La puerta se conmueve con unos golpes que alguien descarga sin piedad.
El interior de la casa se trastorna. El gato, los perros se
ponen en guardia. Se hace un silencio que se llena y se sacude con el retumbar de
las explosiones contra la madera.
Quien está adentro siente urgencia por abrir, porque el
llamado es muy acuciante o porque intuye que está preñado de algo que desea, o porque
está ansioso y el llamado lo calmará, o porque siente que su misión en la vida
es atender.
Abre la puerta y hay un demonio.
Detrás del demonio hay varios más.
Los deja entrar.
Los demonios hablan, él los escucha y comienza a escribir lo
que cuentan.
Deja la puerta abierta, y van entrando más demonios, como se
escribir fuera un modo de convocarlos; como si los demonios de allá afuera se
dijeran “miren, aquel abrió la puerta, entremos”.

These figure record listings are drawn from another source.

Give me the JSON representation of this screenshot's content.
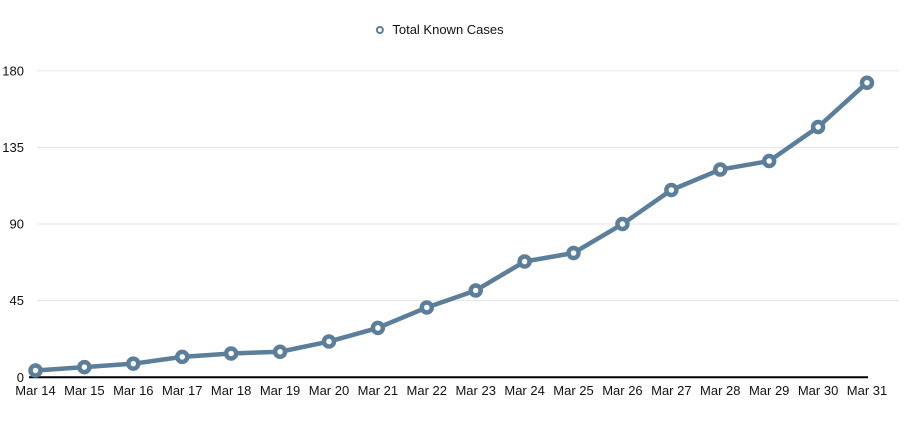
{
  "chart_data": {
    "type": "line",
    "legend": "Total Known Cases",
    "series": [
      {
        "name": "Total Known Cases",
        "values": [
          4,
          6,
          8,
          12,
          14,
          15,
          21,
          29,
          41,
          51,
          68,
          73,
          90,
          110,
          122,
          127,
          147,
          173
        ]
      }
    ],
    "categories": [
      "Mar 14",
      "Mar 15",
      "Mar 16",
      "Mar 17",
      "Mar 18",
      "Mar 19",
      "Mar 20",
      "Mar 21",
      "Mar 22",
      "Mar 23",
      "Mar 24",
      "Mar 25",
      "Mar 26",
      "Mar 27",
      "Mar 28",
      "Mar 29",
      "Mar 30",
      "Mar 31"
    ],
    "xlabel": "",
    "ylabel": "",
    "ylim": [
      0,
      180
    ],
    "yticks": [
      0,
      45,
      90,
      135,
      180
    ],
    "grid": true,
    "legend_position": "top-center",
    "colors": {
      "line": "#5b7e9b",
      "marker_fill": "#ffffff",
      "grid": "#e5e5e5",
      "axis": "#000000",
      "text": "#111111",
      "background": "#ffffff"
    }
  }
}
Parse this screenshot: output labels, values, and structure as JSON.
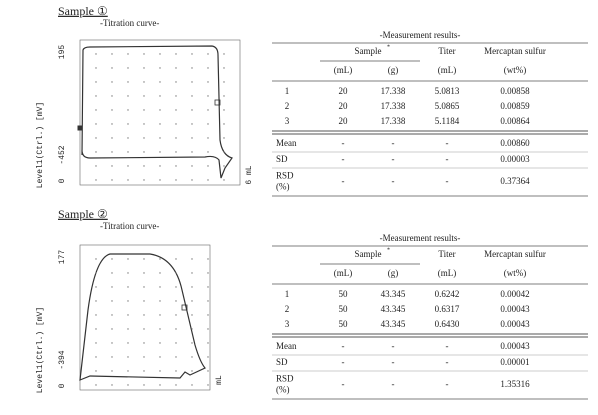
{
  "samples": [
    {
      "title": "Sample ①",
      "curve": {
        "title": "-Titration curve-",
        "y_label": "Level1(Ctrl.) [mV]",
        "y_top": "195",
        "y_mid": "-452",
        "y_zero": "0",
        "x_label": "6 mL"
      },
      "table": {
        "title": "-Measurement results-",
        "sample": "Sample",
        "mark": "*",
        "titer": "Titer",
        "mercaptan": "Mercaptan sulfur",
        "units": [
          "(mL)",
          "(g)",
          "(mL)",
          "(wt%)"
        ],
        "rows": [
          [
            "1",
            "20",
            "17.338",
            "5.0813",
            "0.00858"
          ],
          [
            "2",
            "20",
            "17.338",
            "5.0865",
            "0.00859"
          ],
          [
            "3",
            "20",
            "17.338",
            "5.1184",
            "0.00864"
          ]
        ],
        "stats": [
          {
            "label": [
              "Mean"
            ],
            "cells": [
              "-",
              "-",
              "-",
              "0.00860"
            ]
          },
          {
            "label": [
              "SD"
            ],
            "cells": [
              "-",
              "-",
              "-",
              "0.00003"
            ]
          },
          {
            "label": [
              "RSD",
              "(%)"
            ],
            "cells": [
              "-",
              "-",
              "-",
              "0.37364"
            ]
          }
        ]
      }
    },
    {
      "title": "Sample ②",
      "curve": {
        "title": "-Titration curve-",
        "y_label": "Level1(Ctrl.) [mV]",
        "y_top": "177",
        "y_mid": "-394",
        "y_zero": "0",
        "x_label": "mL"
      },
      "table": {
        "title": "-Measurement results-",
        "sample": "Sample",
        "mark": "*",
        "titer": "Titer",
        "mercaptan": "Mercaptan sulfur",
        "units": [
          "(mL)",
          "(g)",
          "(mL)",
          "(wt%)"
        ],
        "rows": [
          [
            "1",
            "50",
            "43.345",
            "0.6242",
            "0.00042"
          ],
          [
            "2",
            "50",
            "43.345",
            "0.6317",
            "0.00043"
          ],
          [
            "3",
            "50",
            "43.345",
            "0.6430",
            "0.00043"
          ]
        ],
        "stats": [
          {
            "label": [
              "Mean"
            ],
            "cells": [
              "-",
              "-",
              "-",
              "0.00043"
            ]
          },
          {
            "label": [
              "SD"
            ],
            "cells": [
              "-",
              "-",
              "-",
              "0.00001"
            ]
          },
          {
            "label": [
              "RSD",
              "(%)"
            ],
            "cells": [
              "-",
              "-",
              "-",
              "1.35316"
            ]
          }
        ]
      }
    }
  ]
}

En un momento, el que escribe termina de escribir todos los
demonios que entraron. Sin embargo, tiene la sensación de que aún faltan.

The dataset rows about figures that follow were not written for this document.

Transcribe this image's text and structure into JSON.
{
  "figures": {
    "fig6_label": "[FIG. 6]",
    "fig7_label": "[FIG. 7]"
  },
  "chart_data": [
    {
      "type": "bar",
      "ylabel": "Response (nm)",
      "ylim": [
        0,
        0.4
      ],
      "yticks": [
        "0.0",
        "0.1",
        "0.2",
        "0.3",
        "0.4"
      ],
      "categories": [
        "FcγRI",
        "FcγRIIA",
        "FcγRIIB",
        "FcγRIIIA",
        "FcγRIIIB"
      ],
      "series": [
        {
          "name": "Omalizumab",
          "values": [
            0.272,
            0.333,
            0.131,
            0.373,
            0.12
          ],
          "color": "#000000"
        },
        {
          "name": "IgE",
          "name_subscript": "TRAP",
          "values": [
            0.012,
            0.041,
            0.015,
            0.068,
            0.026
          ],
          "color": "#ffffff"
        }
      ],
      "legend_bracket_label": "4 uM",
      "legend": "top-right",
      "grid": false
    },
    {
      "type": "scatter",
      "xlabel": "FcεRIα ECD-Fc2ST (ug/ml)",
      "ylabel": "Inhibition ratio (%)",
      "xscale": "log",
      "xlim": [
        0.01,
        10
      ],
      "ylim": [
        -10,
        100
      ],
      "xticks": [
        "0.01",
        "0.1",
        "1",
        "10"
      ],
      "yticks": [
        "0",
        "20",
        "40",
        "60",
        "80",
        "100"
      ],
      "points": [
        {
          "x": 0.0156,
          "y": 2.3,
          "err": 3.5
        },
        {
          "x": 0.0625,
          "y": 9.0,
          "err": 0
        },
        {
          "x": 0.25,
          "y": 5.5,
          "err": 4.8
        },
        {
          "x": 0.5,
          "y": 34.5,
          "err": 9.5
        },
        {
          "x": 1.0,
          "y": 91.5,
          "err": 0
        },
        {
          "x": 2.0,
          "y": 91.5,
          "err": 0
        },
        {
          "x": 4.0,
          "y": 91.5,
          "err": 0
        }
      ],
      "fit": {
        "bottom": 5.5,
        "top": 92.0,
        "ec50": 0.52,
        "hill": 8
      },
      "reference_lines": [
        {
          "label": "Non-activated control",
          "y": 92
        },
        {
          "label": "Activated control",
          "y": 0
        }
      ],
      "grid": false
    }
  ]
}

Va a la puerta, se asoma y no ve más demonios.
Entra.
Deja la novela de los demonios en algún lugar.
Vuelve a salir, y otra vez, nada.
Deja pasar el tiempo. Cada tanto vuelve a salir y no ve demonios.
Algunos años después sale y ve, en una montaña lejanas, diminutos,
tres demonios que caminan lentamente en dirección a su casa .
En ese momento sabe que son los últimos tres.
Ahora sí, podrá terminar su historia.